Oh, the bacon sandwich (Canadian bacon, like McDonald's but infinitely better) was very good, as was the contraband super-hot dry chorizo in my fridge from one of the Porto-Italo butchers.
Dinner:
Chiado. This is the fancy Portuguese restaurant in an old townhouse in the hip "Little Italy" neighborhood (Italian and Portuguese, really, with lots of Canadian "trixies" in recent years). First, let me recommend the neighborhood. College Street is a nice place, with a good mix of restaurants and retail, not really geared toward tourists. Very human scale. Have a coffee and pastry at
Riviera, which compares favorably to Prima, above.
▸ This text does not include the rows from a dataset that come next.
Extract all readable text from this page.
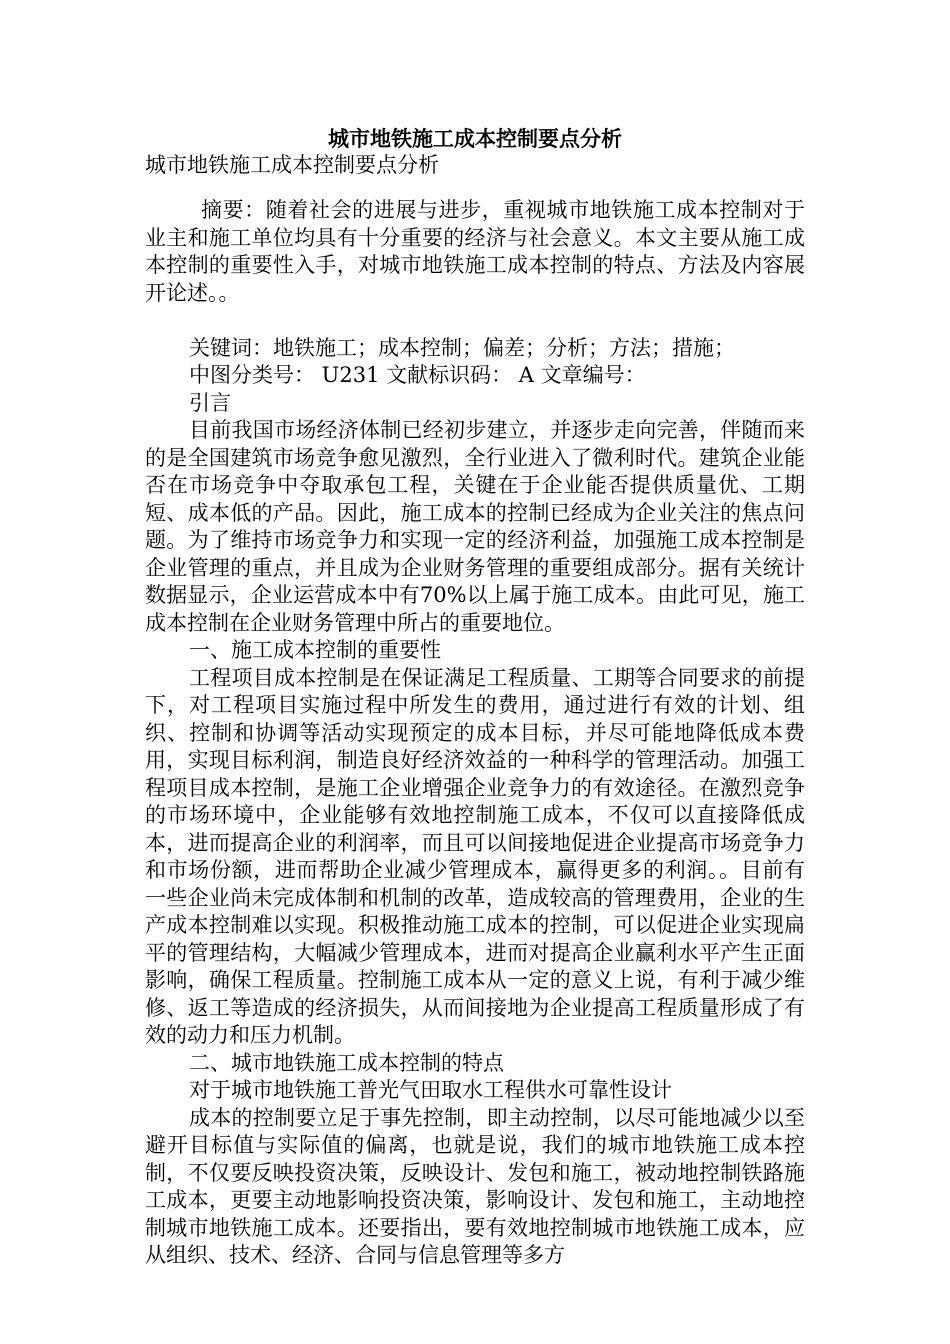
城市地铁施工成本控制要点分析
城市地铁施工成本控制要点分析

摘要：随着社会的进展与进步，重视城市地铁施工成本控制对于业主和施工单位均具有十分重要的经济与社会意义。本文主要从施工成本控制的重要性入手，对城市地铁施工成本控制的特点、方法及内容展开论述。。

关键词：地铁施工；成本控制；偏差；分析；方法；措施；

中图分类号： U231 文献标识码： A 文章编号：

引言

目前我国市场经济体制已经初步建立，并逐步走向完善，伴随而来的是全国建筑市场竞争愈见激烈，全行业进入了微利时代。建筑企业能否在市场竞争中夺取承包工程，关键在于企业能否提供质量优、工期短、成本低的产品。因此，施工成本的控制已经成为企业关注的焦点问题。为了维持市场竞争力和实现一定的经济利益，加强施工成本控制是企业管理的重点，并且成为企业财务管理的重要组成部分。据有关统计数据显示，企业运营成本中有70%以上属于施工成本。由此可见，施工成本控制在企业财务管理中所占的重要地位。

一、施工成本控制的重要性

工程项目成本控制是在保证满足工程质量、工期等合同要求的前提下，对工程项目实施过程中所发生的费用，通过进行有效的计划、组织、控制和协调等活动实现预定的成本目标，并尽可能地降低成本费用，实现目标利润，制造良好经济效益的一种科学的管理活动。加强工程项目成本控制，是施工企业增强企业竞争力的有效途径。在激烈竞争的市场环境中，企业能够有效地控制施工成本，不仅可以直接降低成本，进而提高企业的利润率，而且可以间接地促进企业提高市场竞争力和市场份额，进而帮助企业减少管理成本，赢得更多的利润。。目前有一些企业尚未完成体制和机制的改革，造成较高的管理费用，企业的生产成本控制难以实现。积极推动施工成本的控制，可以促进企业实现扁平的管理结构，大幅减少管理成本，进而对提高企业赢利水平产生正面影响，确保工程质量。控制施工成本从一定的意义上说，有利于减少维修、返工等造成的经济损失，从而间接地为企业提高工程质量形成了有效的动力和压力机制。

二、城市地铁施工成本控制的特点

对于城市地铁施工普光气田取水工程供水可靠性设计

成本的控制要立足于事先控制，即主动控制，以尽可能地减少以至避开目标值与实际值的偏离，也就是说，我们的城市地铁施工成本控制，不仅要反映投资决策，反映设计、发包和施工，被动地控制铁路施工成本，更要主动地影响投资决策，影响设计、发包和施工，主动地控制城市地铁施工成本。还要指出，要有效地控制城市地铁施工成本，应从组织、技术、经济、合同与信息管理等多方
Chiado is supposed to be the "best" Portuguese in North America. I don't doubt it. (I went to the recommended "best" portuguese in Rio, which paled in comparison to Chiado, BTW.) An amuse of queijo fresco followed by lightly marinated, grilled sardines. This is the simplicity and respect for fish that I had hoped to enjoy from such a well-regarded Portuguese place. For my main course, I avoided the novo stuff for home cooking -- acorda. This is a casserole of shellfish and stale bread soaked in broth with roasted garlic and a little parsley. Delicious comfort food not unlike the Italian aquacotta. Very Portuguese: simple, austere, honest. But I must admit, the dish was soft, white and subtle like the scrambled eggs at LWH, and I felt the need to besot it, just a little. (I think that all the Thai and Mexican here has blown out my taste buds, maybe.) Luckily, the chef sent out his own malgueta sauce, which tuned my seafood paste into the perfect meal. Great all-Portuguese wine list. Chilled porto for dessert. PS, the fries were among the best I've had -- limp, dense, olive oil and garlic packed sticks, stacked like Lincoln Logs into a cube. Get a side order like we did.
Apres dessert: Gelato and espresso corretto at
Sicilian Ice Cream. This little chain really captures the feel of a Southern European bar in a tourist zone. I mean that in a good way. Families with little kids eating ice cream, young Italian and Portuguese guys watching soccer and drinking beer, and bewildered Anglo Torontonian twenty-somethings wondering why the Latins keep their kids out so late. Truthfully, the ice cream's not great.
Last day: Chicago via
Sarnia, ON. Stopped in this weathered old border town for lunch. We were drawn to the neon sign of the
Cromwell Diner. Sticking with a theme, the fries were terrific dark skin-on beauties like Al's on Taylor. For 9 bucks I had these, a bowl of rich, from-scratch chicken soup, and maybe a pound of Lake Huron perch. I remain faithful to the theory that any place that keeps an ancient neon sign operating perfectly will probably have good food.
We also tried
Tim Hortons. Bad coffee, bad donuts; you win some you lose some.
PS, all of these meals included my 2 and 4 year old kids, and my wife. The fancier spots, we went late, during the week, and ok'd everything with the restaurants through the concierge first.